Appellant’s chief authority in support of his above points, Culver v. Haggard, Tex.Com.App., 270 S.W. 846, 847, and claimed as presenting a fact situation identical to the case at bar, may be readily distinguished upon reading. There the misrepresentations were with respect to a nonexistent permit to prospect for oil and gas, the Commission of Appeals holding in part: “We think that the evidence shows that the act of Haggard in executing the notes to Culver was a continuation of the original transaction, and shows that Haggard was expecting the permit to be issued, and was still willing to be bound by the original contract on condition that Irwin purge himself of fraud by securing the permit that he claimed to own, and that all the facts, as found by the Court of Civil Appeals, do not show an intention on the part of Haggard to waive the fraud practiced on him in the contract with Irwin.”
*489Appellant argues insufficiency of pleading on part of plaintiff to support the judgment rendered, in that the same is obviously predicated on an accord growing out of execution and delivery of the $4,750 check; and in plaintiff’s supplemental petition there is not a “semblance of a plea of accord, novation, waiver, estoppel, ratification, or any of the affirmative matters required to be specially plead by Rule 94 (Texas Rules of Civil Procedure) * * Appellee’s suit was on the new or final agreement (evidenced by the check in suit) which could be maintained, we think, without reference to aforesaid Rule.
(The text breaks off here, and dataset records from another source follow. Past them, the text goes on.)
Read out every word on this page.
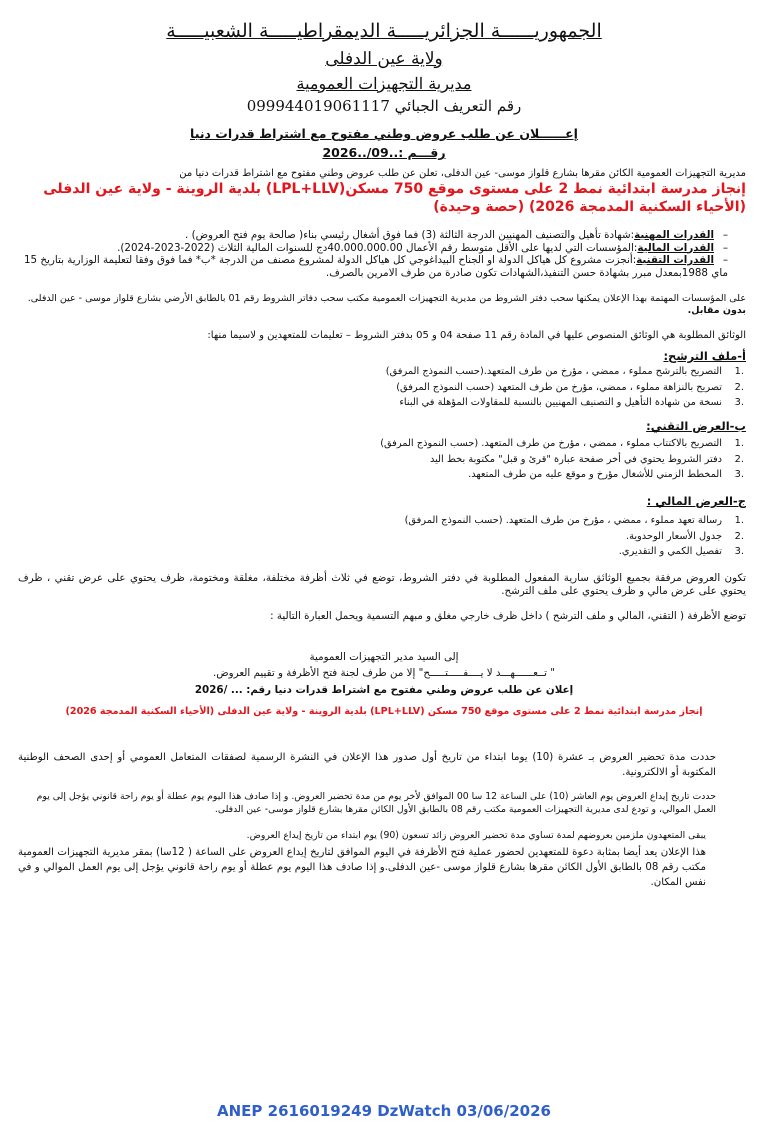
الجمهوريــــــة الجزائريـــــة الديمقراطيـــــة الشعبيـــــة
ولاية عين الدفلى
مديرية التجهيزات العمومية
رقم التعريف الجبائي 099944019061117
إعــــــلان عن طلب عروض وطني مفتوح مع اشتراط قدرات دنيا
رقـــم :..09/..2026
مديرية التجهيزات العمومية الكائن مقرها بشارع قلواز موسى- عين الدفلى، تعلن عن طلب عروض وطني مفتوح مع اشتراط قدرات دنيا من
إنجاز مدرسة ابتدائية نمط 2 على مستوى موقع 750 مسكن(LPL+LLV) بلدية الروينة - ولاية عين الدفلى (الأحياء السكنية المدمجة 2026) (حصة وحيدة)
–القدرات المهنية:شهادة تأهيل والتصنيف المهنيين الدرجة الثالثة (3) فما فوق أشغال رئيسي بناء( صالحة يوم فتح العروض) .
–القدرات المالية:المؤسسات التي لديها على الأقل متوسط رقم الأعمال 40.000.000.00دج للسنوات المالية الثلاث (2022-2023-2024).
–القدرات التقنية:أنجزت مشروع كل هياكل الدولة او الجناح البيداغوجي كل هياكل الدولة لمشروع مصنف من الدرجة *ب* فما فوق وفقا لتعليمة الوزارية بتاريخ 15 ماي 1988بمعدل مبرر بشهادة حسن التنفيذ،الشهادات تكون صادرة من طرف الامرين بالصرف.
على المؤسسات المهتمة بهذا الإعلان يمكنها سحب دفتر الشروط من مديرية التجهيزات العمومية مكتب سحب دفاتر الشروط رقم 01 بالطابق الأرضي بشارع قلواز موسى - عين الدفلى. بدون مقابل.
الوثائق المطلوبة هي الوثائق المنصوص عليها في المادة رقم 11 صفحة 04 و 05 بدفتر الشروط – تعليمات للمتعهدين و لاسيما منها:
أ-ملف الترشح:
.1التصريح بالترشح مملوء ، ممضي ، مؤرخ من طرف المتعهد.(حسب النموذج المرفق)
.2تصريح بالنزاهة مملوء ، ممضي، مؤرخ من طرف المتعهد (حسب النموذج المرفق)
.3نسخة من شهادة التأهيل و التصنيف المهنيين بالنسبة للمقاولات المؤهلة في البناء
ب-العرض التقني:
.1التصريح بالاكتتاب مملوء ، ممضي ، مؤرخ من طرف المتعهد. (حسب النموذج المرفق)
.2دفتر الشروط يحتوي في أخر صفحة عبارة "قرئ و قبل" مكتوبة بخط اليد
.3المخطط الزمني للأشغال مؤرخ و موقع عليه من طرف المتعهد.
ج-العرض المالي :
.1رسالة تعهد مملوء ، ممضي ، مؤرخ من طرف المتعهد. (حسب النموذج المرفق)
.2جدول الأسعار الوحدوية.
.3تفصيل الكمي و التقديري.
تكون العروض مرفقة بجميع الوثائق سارية المفعول المطلوبة في دفتر الشروط، توضع في ثلاث أظرفة مختلفة، مغلقة ومختومة، ظرف يحتوي على عرض تقني ، ظرف يحتوي على عرض مالي و ظرف يحتوي على ملف الترشح.
توضع الأظرفة ( التقني، المالي و ملف الترشح ) داخل ظرف خارجي مغلق و مبهم التسمية ويحمل العبارة التالية :
إلى السيد مدير التجهيزات العمومية
" تــعــــــهـــد لا يــــفـــــتـــــح" إلا من طرف لجنة فتح الأظرفة و تقييم العروض.
إعلان عن طلب عروض وطني مفتوح مع اشتراط قدرات دنيا رقم: ... /2026
إنجاز مدرسة ابتدائية نمط 2 على مستوى موقع 750 مسكن (LPL+LLV) بلدية الروينة - ولاية عين الدفلى (الأحياء السكنية المدمجة 2026)
حددت مدة تحضير العروض بـ عشرة (10) يوما ابتداء من تاريخ أول صدور هذا الإعلان في النشرة الرسمية لصفقات المتعامل العمومي أو إحدى الصحف الوطنية المكتوبة أو الالكترونية.
حددت تاريخ إيداع العروض يوم العاشر (10) على الساعة 12 سا 00 الموافق لأخر يوم من مدة تحضير العروض. و إذا صادف هذا اليوم يوم عطلة أو يوم راحة قانوني يؤجل إلى يوم العمل الموالي، و تودع لدى مديرية التجهيزات العمومية مكتب رقم 08 بالطابق الأول الكائن مقرها بشارع قلواز موسى- عين الدفلى.
يبقى المتعهدون ملزمين بعروضهم لمدة تساوي مدة تحضير العروض زائد تسعون (90) يوم ابتداء من تاريخ إيداع العروض.
هذا الإعلان يعد أيضا بمثابة دعوة للمتعهدين لحضور عملية فتح الأظرفة في اليوم الموافق لتاريخ إيداع العروض على الساعة ( 12سا) بمقر مديرية التجهيزات العمومية مكتب رقم 08 بالطابق الأول الكائن مقرها بشارع قلواز موسى -عين الدفلى.و إذا صادف هذا اليوم يوم عطلة أو يوم راحة قانوني يؤجل إلى يوم العمل الموالي و في نفس المكان.
ANEP 2616019249 DzWatch 03/06/2026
Again, the fact situation is comparable to that reflected in Minneapolis-Moline Power Implement Co. v. Gatzki, supra, where the Court goes on to say: “From the conclusions stated, it results that all the questions presented upon this appeal relative to fraud or warranties, or the manner of submitting issues in reference thereto, are immaterial. It appears upon the face of the record that the issues found by the jury and the judgment of the court in conformity thereto have reference exclusively to a cause of action which the pleadings affirmatively show had been waived, and therefore did not exist.” In above case, the new contract was affirmatively shown by defendant’s pleading, while here the same conclusively appears as a result of defensive testimony.
All points of error are accordingly overruled and judgment of the trial court affirmed.